- By Emily TamkinEmily Tamkin is a staff writer at Foreign Policy. She writes for FP’s The Cable, a real-time take on the news in Washington and the wider world. She has been at FP since the fall of 2016, before which she was an associate editor at New America, a nonpartisan think tank in Washington. She has a B.A. in Russian literature from Columbia University, an M.Phil. in Russian and East European studies from the University of Oxford, and studied Soviet dissidence in archival centers in Moscow, Tbilisi, and, on a Fulbright, in Bremen — all of which means that at FP, she writes when she can on Russia and Central and Eastern Europe.
Azerbaijan, home to at least 14 prisoners of conscience at the end of last year, is currently ruled by a husband-wife president-vice president team. You see, Azerbaijan’s president, Ilham Aliyev, named his wife, Mehriban Aliyeva, his deputy last month. The position was created by referendum last year. She will now succeed him if he ever steps down, just as he succeeded his father. It’s a family affair.
When this appointment was made, Khadija Ismayilova, an investigative journalist who spent time in prison, said on Twitter, “I hope no one will bs about women empowerment. It is a wife empowerment, corruption empowerment, nepotism. And this is just disgusting.”
But of course some did. In fact, on Monday, apparently in honor of Women’s History Month, the Washington Times ran an opinion piece, the top of which reads, “The ‘kind lady’ of Azerbaijan: Mehriban Aliyeva brings a heart of charity to the vice presidency.” The article makes the argument that Azerbaijan took “a historic leap forward” as a Muslim country with a woman in a position of power.
“Why does the appointment of a reform-minded, intelligent and worldly stateswoman halfway across the world matter for United States,” asks the article, shortly thereafter answering, “If we are to successfully tackle the challenge of Islamic extremism, then we must find and support positive and uplifting alternatives…. Thankfully, this wise woman of the East has the ingredients for success.”
Those ingredients, based on the article, seems to be that her name literally means “kind lady”; that she is (according to the author) known for her religious tolerance; that she’s been involved in philanthropic organizations; and that she is “an advocate of tree planting,” all of which may well be true, but none of which changes her appointment by her husband to possibly succeed him into a feminist act.

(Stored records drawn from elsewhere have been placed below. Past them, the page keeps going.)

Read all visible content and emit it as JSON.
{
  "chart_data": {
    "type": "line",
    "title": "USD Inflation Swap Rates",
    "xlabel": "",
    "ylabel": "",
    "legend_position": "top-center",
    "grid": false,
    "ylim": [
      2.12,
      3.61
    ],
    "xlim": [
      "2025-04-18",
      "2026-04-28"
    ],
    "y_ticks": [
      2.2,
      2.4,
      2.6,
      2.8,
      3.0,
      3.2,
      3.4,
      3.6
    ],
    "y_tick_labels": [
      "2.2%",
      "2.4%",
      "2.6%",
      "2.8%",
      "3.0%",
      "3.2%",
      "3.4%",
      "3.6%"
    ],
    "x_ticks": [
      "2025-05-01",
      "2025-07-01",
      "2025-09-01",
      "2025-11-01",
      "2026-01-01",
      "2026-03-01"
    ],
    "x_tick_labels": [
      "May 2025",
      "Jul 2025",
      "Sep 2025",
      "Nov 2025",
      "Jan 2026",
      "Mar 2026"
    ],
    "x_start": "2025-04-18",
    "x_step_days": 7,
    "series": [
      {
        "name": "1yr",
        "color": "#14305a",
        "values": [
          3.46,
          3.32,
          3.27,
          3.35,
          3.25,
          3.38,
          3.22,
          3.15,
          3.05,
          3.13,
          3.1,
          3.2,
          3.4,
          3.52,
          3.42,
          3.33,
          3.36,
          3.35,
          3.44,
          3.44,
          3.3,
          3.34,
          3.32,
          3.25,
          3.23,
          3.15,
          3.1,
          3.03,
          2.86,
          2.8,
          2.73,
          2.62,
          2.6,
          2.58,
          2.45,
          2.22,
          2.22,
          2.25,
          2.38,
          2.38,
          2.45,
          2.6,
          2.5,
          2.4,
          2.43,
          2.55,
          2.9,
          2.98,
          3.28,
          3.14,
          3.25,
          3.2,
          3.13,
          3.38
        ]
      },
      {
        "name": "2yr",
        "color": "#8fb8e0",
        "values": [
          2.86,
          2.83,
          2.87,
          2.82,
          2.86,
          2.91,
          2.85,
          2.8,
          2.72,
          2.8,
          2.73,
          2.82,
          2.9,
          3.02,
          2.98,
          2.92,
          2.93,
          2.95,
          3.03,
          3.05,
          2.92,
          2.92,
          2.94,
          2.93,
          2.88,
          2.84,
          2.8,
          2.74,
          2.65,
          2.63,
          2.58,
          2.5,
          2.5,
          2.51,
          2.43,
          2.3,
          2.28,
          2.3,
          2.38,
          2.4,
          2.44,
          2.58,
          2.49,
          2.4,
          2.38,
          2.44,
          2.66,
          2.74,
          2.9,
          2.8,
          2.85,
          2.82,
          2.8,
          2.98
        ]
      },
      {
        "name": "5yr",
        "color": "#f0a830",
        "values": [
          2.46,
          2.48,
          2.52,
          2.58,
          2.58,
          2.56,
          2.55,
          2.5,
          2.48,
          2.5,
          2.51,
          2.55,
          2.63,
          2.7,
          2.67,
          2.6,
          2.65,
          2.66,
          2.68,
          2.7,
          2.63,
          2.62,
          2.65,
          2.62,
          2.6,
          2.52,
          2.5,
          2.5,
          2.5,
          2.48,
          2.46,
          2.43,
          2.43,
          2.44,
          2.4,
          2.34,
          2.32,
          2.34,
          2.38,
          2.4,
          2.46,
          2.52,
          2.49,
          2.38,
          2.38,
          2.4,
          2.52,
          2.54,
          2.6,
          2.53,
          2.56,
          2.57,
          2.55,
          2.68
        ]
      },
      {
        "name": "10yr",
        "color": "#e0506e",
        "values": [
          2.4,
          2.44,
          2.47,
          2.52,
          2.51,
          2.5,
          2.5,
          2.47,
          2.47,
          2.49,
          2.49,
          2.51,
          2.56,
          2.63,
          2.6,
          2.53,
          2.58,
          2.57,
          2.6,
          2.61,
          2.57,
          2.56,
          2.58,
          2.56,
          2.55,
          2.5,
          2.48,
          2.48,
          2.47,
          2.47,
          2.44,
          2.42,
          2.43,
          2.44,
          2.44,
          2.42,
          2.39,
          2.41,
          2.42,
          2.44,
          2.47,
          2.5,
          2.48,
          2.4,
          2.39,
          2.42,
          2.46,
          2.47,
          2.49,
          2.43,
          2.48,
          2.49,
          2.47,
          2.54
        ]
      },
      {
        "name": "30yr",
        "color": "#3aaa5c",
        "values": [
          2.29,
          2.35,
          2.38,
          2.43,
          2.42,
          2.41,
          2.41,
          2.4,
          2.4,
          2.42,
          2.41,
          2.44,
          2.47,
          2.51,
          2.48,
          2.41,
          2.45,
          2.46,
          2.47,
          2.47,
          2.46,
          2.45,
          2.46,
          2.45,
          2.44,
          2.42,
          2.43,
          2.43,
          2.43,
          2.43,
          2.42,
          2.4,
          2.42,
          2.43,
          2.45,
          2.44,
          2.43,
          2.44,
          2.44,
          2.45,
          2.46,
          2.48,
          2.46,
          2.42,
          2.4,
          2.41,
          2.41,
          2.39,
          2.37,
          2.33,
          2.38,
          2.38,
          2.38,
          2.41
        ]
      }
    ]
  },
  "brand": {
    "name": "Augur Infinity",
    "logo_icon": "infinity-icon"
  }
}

The article was written by S. Rob Sobhani, CEO of Caspian Group Holdings, “a multidisciplinary group of companies with broad international business interests.” According to a 2013 article from the Baku-based Trend news agency, Sobhani “in the early ’90s, played an important role in the process of negotiations on oil projects in Azerbaijan.” (This article details how wonderfully the president’s predecessor, who was also his father, raised the country’s profile.)
Azerbaijan, in short, is home to a vice president who is married to the president, a Trump hotel that never opened to the public but could open the U.S. president to allegations of impropriety, and a successfully executed plan to buy influence at the Council of Europe. And the United States is home to publications that will run pieces that sing its first lady/vice president’s praises.